DÉFI SUR UNE BOUTADE

Jeune papa, Bernhard Russi est le seul Suisse à avoir ramené sa Subaru à l’arrivée du Paris-Dakar en 1982. Le champion de ski revient sur sa folle épopée.

«Le Dakar est la chose la plus folle que j’ai faite dans ma vie.» Celui qui le dit n’avait pourtant pas froid aux yeux lorsqu’il dévalait les pistes de ski du monde entier à 140 km/h. Champion olympique à Sapporo en 1972 et double champion du monde de descente, Bernhard Russi figure parmi les personnalités les plus célèbres de notre pays qui ont participé à l’épopée africaine.

Tout a commencé au Salon de Genève de 1981 quand Russi, ambassadeur de la marque Subaru (voir encadré), déclara de but en blanc à Walter Frey: «Regarde, c’est la voiture victorieuse du dernier Dakar, là-bas.

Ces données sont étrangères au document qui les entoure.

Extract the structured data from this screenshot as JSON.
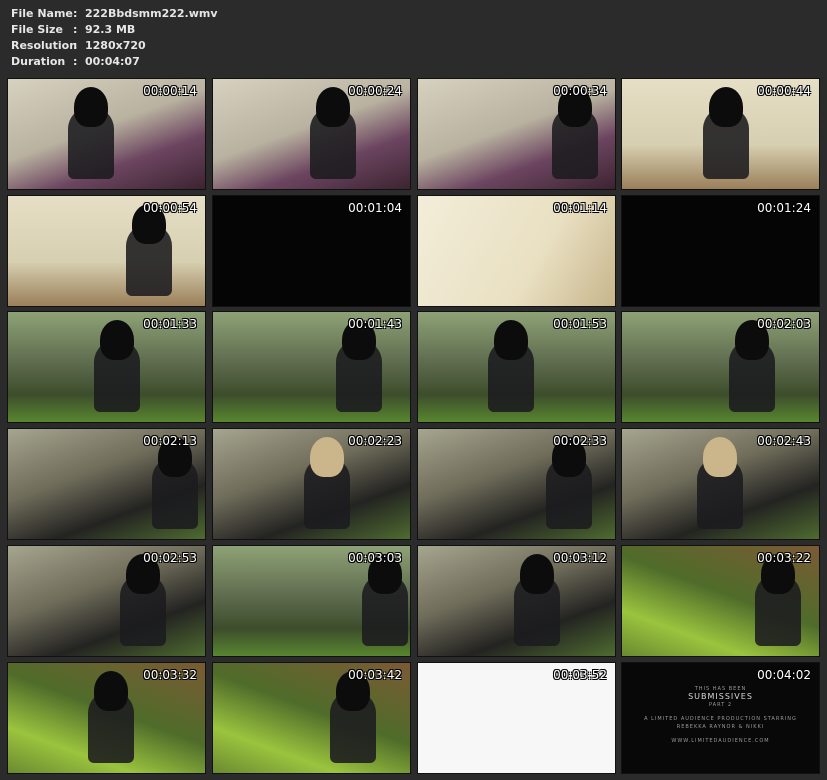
{
  "header": {
    "rows": [
      {
        "label": "File Name",
        "value": "222Bbdsmm222.wmv"
      },
      {
        "label": "File Size",
        "value": "92.3 MB"
      },
      {
        "label": "Resolution",
        "value": "1280x720"
      },
      {
        "label": "Duration",
        "value": "00:04:07"
      }
    ],
    "separator": ":"
  },
  "thumbnails": [
    {
      "time": "00:00:14",
      "scene": "kitchen"
    },
    {
      "time": "00:00:24",
      "scene": "kitchen"
    },
    {
      "time": "00:00:34",
      "scene": "kitchen"
    },
    {
      "time": "00:00:44",
      "scene": "wall"
    },
    {
      "time": "00:00:54",
      "scene": "wall"
    },
    {
      "time": "00:01:04",
      "scene": "black"
    },
    {
      "time": "00:01:14",
      "scene": "cream"
    },
    {
      "time": "00:01:24",
      "scene": "black"
    },
    {
      "time": "00:01:33",
      "scene": "garden"
    },
    {
      "time": "00:01:43",
      "scene": "garden"
    },
    {
      "time": "00:01:53",
      "scene": "garden"
    },
    {
      "time": "00:02:03",
      "scene": "garden"
    },
    {
      "time": "00:02:13",
      "scene": "close"
    },
    {
      "time": "00:02:23",
      "scene": "close"
    },
    {
      "time": "00:02:33",
      "scene": "close"
    },
    {
      "time": "00:02:43",
      "scene": "close"
    },
    {
      "time": "00:02:53",
      "scene": "close"
    },
    {
      "time": "00:03:03",
      "scene": "garden"
    },
    {
      "time": "00:03:12",
      "scene": "close"
    },
    {
      "time": "00:03:22",
      "scene": "leaves"
    },
    {
      "time": "00:03:32",
      "scene": "leaves"
    },
    {
      "time": "00:03:42",
      "scene": "leaves"
    },
    {
      "time": "00:03:52",
      "scene": "white"
    },
    {
      "time": "00:04:02",
      "scene": "title"
    }
  ],
  "title_card": {
    "line1": "THIS HAS BEEN",
    "line2": "SUBMISSIVES",
    "line3": "PART 2",
    "line4": "A LIMITED AUDIENCE PRODUCTION STARRING",
    "line5": "REBEKKA RAYNOR & NIKKI",
    "line6": "WWW.LIMITEDAUDIENCE.COM"
  }
}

Nous pourrions y participer aussi?» Frey saisit la balle au bond: «C’est ce que l’on va faire, et c’est toi qui vas piloter.» – «Moi? répondit Russi, perplexe. Mais je ne sais pas comment faire!» – «Pas de problème, rétorqua Frey, cela s’apprend et je vais te faire épauler par un excellent mécanicien.» Ce dernier avait pour nom Christian Simonett.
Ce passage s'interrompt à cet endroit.